I’ve spent my entire life wondering what I would do at certain junctures in history. Would I have followed Jesus—or stood with the Pharisees? Would I have worked against slavery—or argued that it was a necessary evil? Would I have opposed the Nazis, or sat by while they carted away my Jewish neighbors?
The more I’ve thought about it, the more it’s clear to me that I have no way of knowing. Statistically speaking, I would have gone with the Pharisees, and the pro-slavery plantation owners, and the passive Germans who closed their curtains and tidied their kitchens.
After all, there were no signs that dropped from the sky and said, “This is it! You’ve finally let things go too far! You’re now the bad guys!”
And history doesn’t repeat itself, so there’s no real help that way either. When Nazis came to power, no German had ever lived through the holocaust, or World War 2—so they had no obvious indicators that this was going to end up being one of the most notorious moments in history.
So I don’t trust myself to see the answer in my own socio-political analysis of the outside world. Millions of brilliant people missed those cues—and I don’t have any reason to think I’d be different.
But what I can do, I think, is deeply examine my principles.
When Jesus came around, preaching something totally unheard of and unprecedented—how could I have determined that he was actually speaking the truth? How could I have determined that the trusted religious leaders of my people were actually in the wrong?
When pro-slavery and anti-slavery advocates both quoted the Bible, and science, and all the rest—how could I have determined which one was right?
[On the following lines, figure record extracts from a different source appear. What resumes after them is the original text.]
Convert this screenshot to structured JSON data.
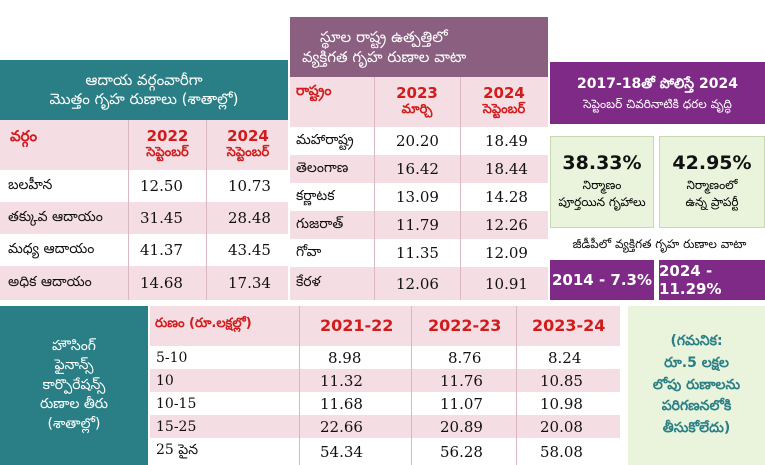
{
  "income_table": {
    "title_line1": "ఆదాయ వర్గంవారీగా",
    "title_line2": "మొత్తం గృహ రుణాలు (శాతాల్లో)",
    "col_category": "వర్గం",
    "col_2022_year": "2022",
    "col_2022_month": "సెప్టెంబర్",
    "col_2024_year": "2024",
    "col_2024_month": "సెప్టెంబర్",
    "rows": [
      {
        "label": "బలహీన",
        "v2022": "12.50",
        "v2024": "10.73"
      },
      {
        "label": "తక్కువ ఆదాయం",
        "v2022": "31.45",
        "v2024": "28.48"
      },
      {
        "label": "మధ్య ఆదాయం",
        "v2022": "41.37",
        "v2024": "43.45"
      },
      {
        "label": "అధిక ఆదాయం",
        "v2022": "14.68",
        "v2024": "17.34"
      }
    ]
  },
  "state_table": {
    "title_line1": "స్థూల రాష్ట్ర ఉత్పత్తిలో",
    "title_line2": "వ్యక్తిగత గృహ రుణాల వాటా",
    "col_state": "రాష్ట్రం",
    "col_2023_year": "2023",
    "col_2023_month": "మార్చి",
    "col_2024_year": "2024",
    "col_2024_month": "సెప్టెంబర్",
    "rows": [
      {
        "label": "మహారాష్ట్ర",
        "v2023": "20.20",
        "v2024": "18.49"
      },
      {
        "label": "తెలంగాణ",
        "v2023": "16.42",
        "v2024": "18.44"
      },
      {
        "label": "కర్ణాటక",
        "v2023": "13.09",
        "v2024": "14.28"
      },
      {
        "label": "గుజరాత్",
        "v2023": "11.79",
        "v2024": "12.26"
      },
      {
        "label": "గోవా",
        "v2023": "11.35",
        "v2024": "12.09"
      },
      {
        "label": "కేరళ",
        "v2023": "12.06",
        "v2024": "10.91"
      }
    ]
  },
  "price_box": {
    "title_line1": "2017-18తో పోలిస్తే 2024",
    "title_line2": "సెప్టెంబర్ చివరినాటికి ధరల వృద్ధి",
    "left_pct": "38.33%",
    "left_label1": "నిర్మాణం",
    "left_label2": "పూర్తయిన గృహాలు",
    "right_pct": "42.95%",
    "right_label1": "నిర్మాణంలో",
    "right_label2": "ఉన్న ప్రాపర్టీ",
    "gdp_heading": "జీడీపీలో వ్యక్తిగత గృహ రుణాల వాటా",
    "gdp_2014": "2014 - 7.3%",
    "gdp_2024": "2024 - 11.29%"
  },
  "hfc_table": {
    "side_title": [
      "హౌసింగ్",
      "ఫైనాన్స్",
      "కార్పొరేషన్స్",
      "రుణాల తీరు",
      "(శాతాల్లో)"
    ],
    "col_loan": "రుణం (రూ.లక్షల్లో)",
    "col_y1": "2021-22",
    "col_y2": "2022-23",
    "col_y3": "2023-24",
    "rows": [
      {
        "label": "5-10",
        "y1": "8.98",
        "y2": "8.76",
        "y3": "8.24"
      },
      {
        "label": "10",
        "y1": "11.32",
        "y2": "11.76",
        "y3": "10.85"
      },
      {
        "label": "10-15",
        "y1": "11.68",
        "y2": "11.07",
        "y3": "10.98"
      },
      {
        "label": "15-25",
        "y1": "22.66",
        "y2": "20.89",
        "y3": "20.08"
      },
      {
        "label": "25 పైన",
        "y1": "54.34",
        "y2": "56.28",
        "y3": "58.08"
      }
    ],
    "note": [
      "(గమనిక:",
      "రూ.5 లక్షల",
      "లోపు రుణాలను",
      "పరిగణనలోకి",
      "తీసుకోలేదు)"
    ]
  },
  "colors": {
    "teal": "#2a7f86",
    "mauve": "#8a5f80",
    "purple": "#7e2a86",
    "red": "#d01c1c",
    "pink": "#f4dde3",
    "green": "#eaf4dc"
  }
}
When the pro-slavery groups argued that it was a “necessary evil” or “for their own good” or “needed for the security of our society”—how could I have determined that they were arguing in favor of evil, and not reason?
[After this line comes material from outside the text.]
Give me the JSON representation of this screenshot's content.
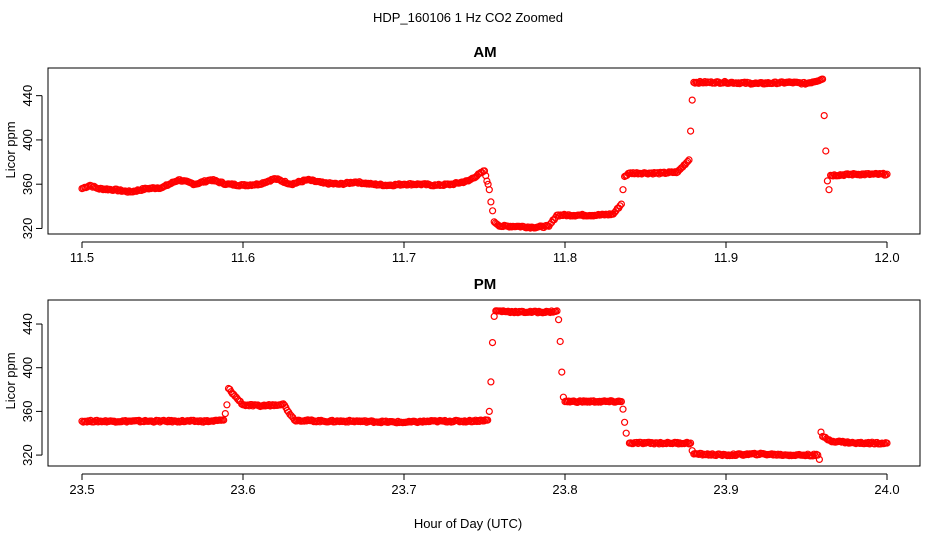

When fascist regimes were spreading disinformation, manipulating the public into believing lies—how could I have ascertained the truth? When they kept pushing the public, inch by inch, down a slippery slope of accepting more and more evils—how could I have known not to buy into it?
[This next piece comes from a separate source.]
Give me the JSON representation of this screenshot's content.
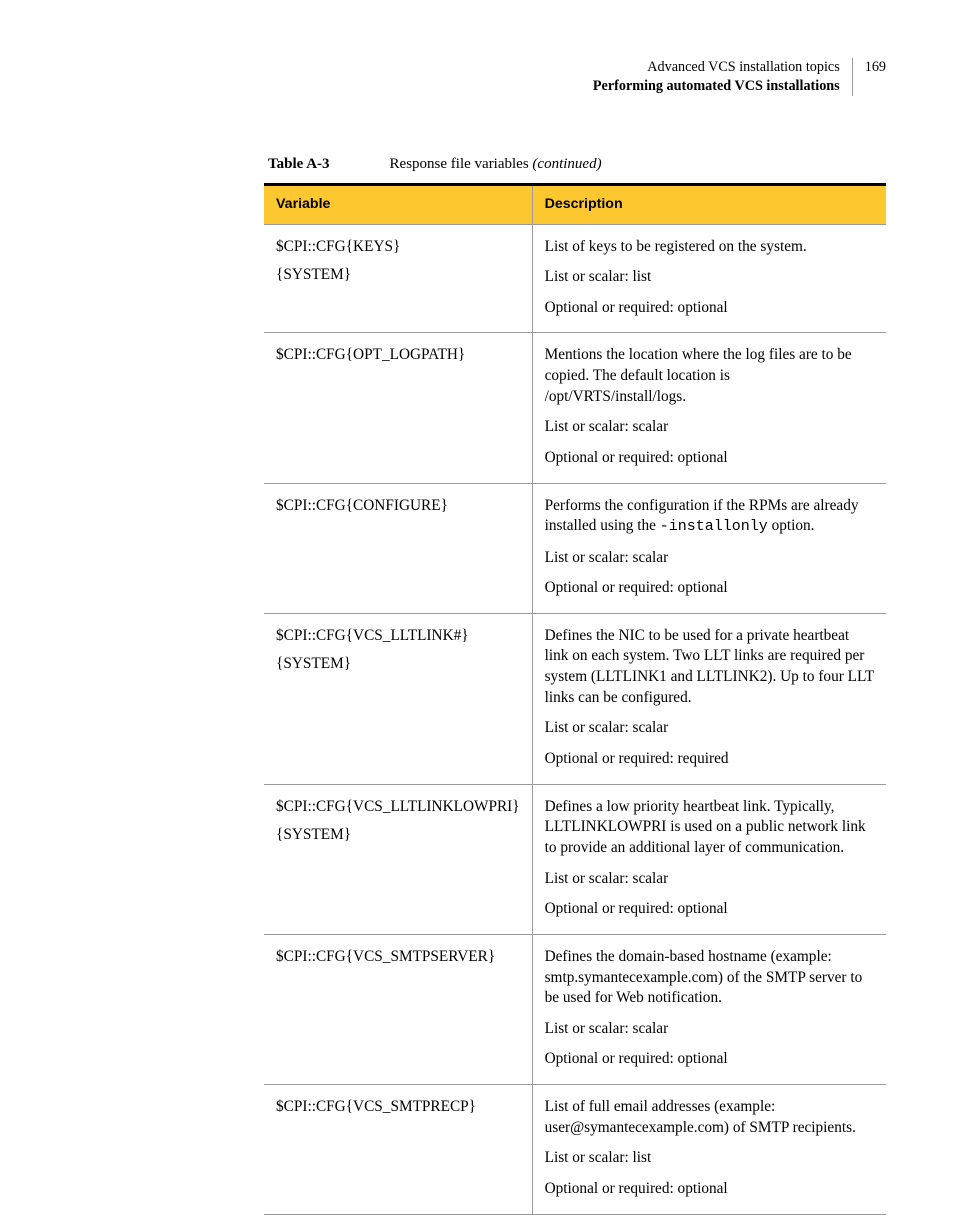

These are the tests by which I refine and develop my principles.
If it would have worked then—when all my Biblical interpretation was telling me to reject Jesus, to endorse slavery, to praise Hitler from the pulpit—
If it would have worked then—when all my instincts were telling me to go with the flow, to endorse things I had formerly been against, to support injustices and oppression—
If it would have worked then—when all the information I was hearing told me everyone else was deluded, and had no insight of value—
Then it might be a principle worth having. It might be a principle that could guide me into the future, into whatever situation I might face. It might be a principle that was worth sacrificing for, or living for, or dying for.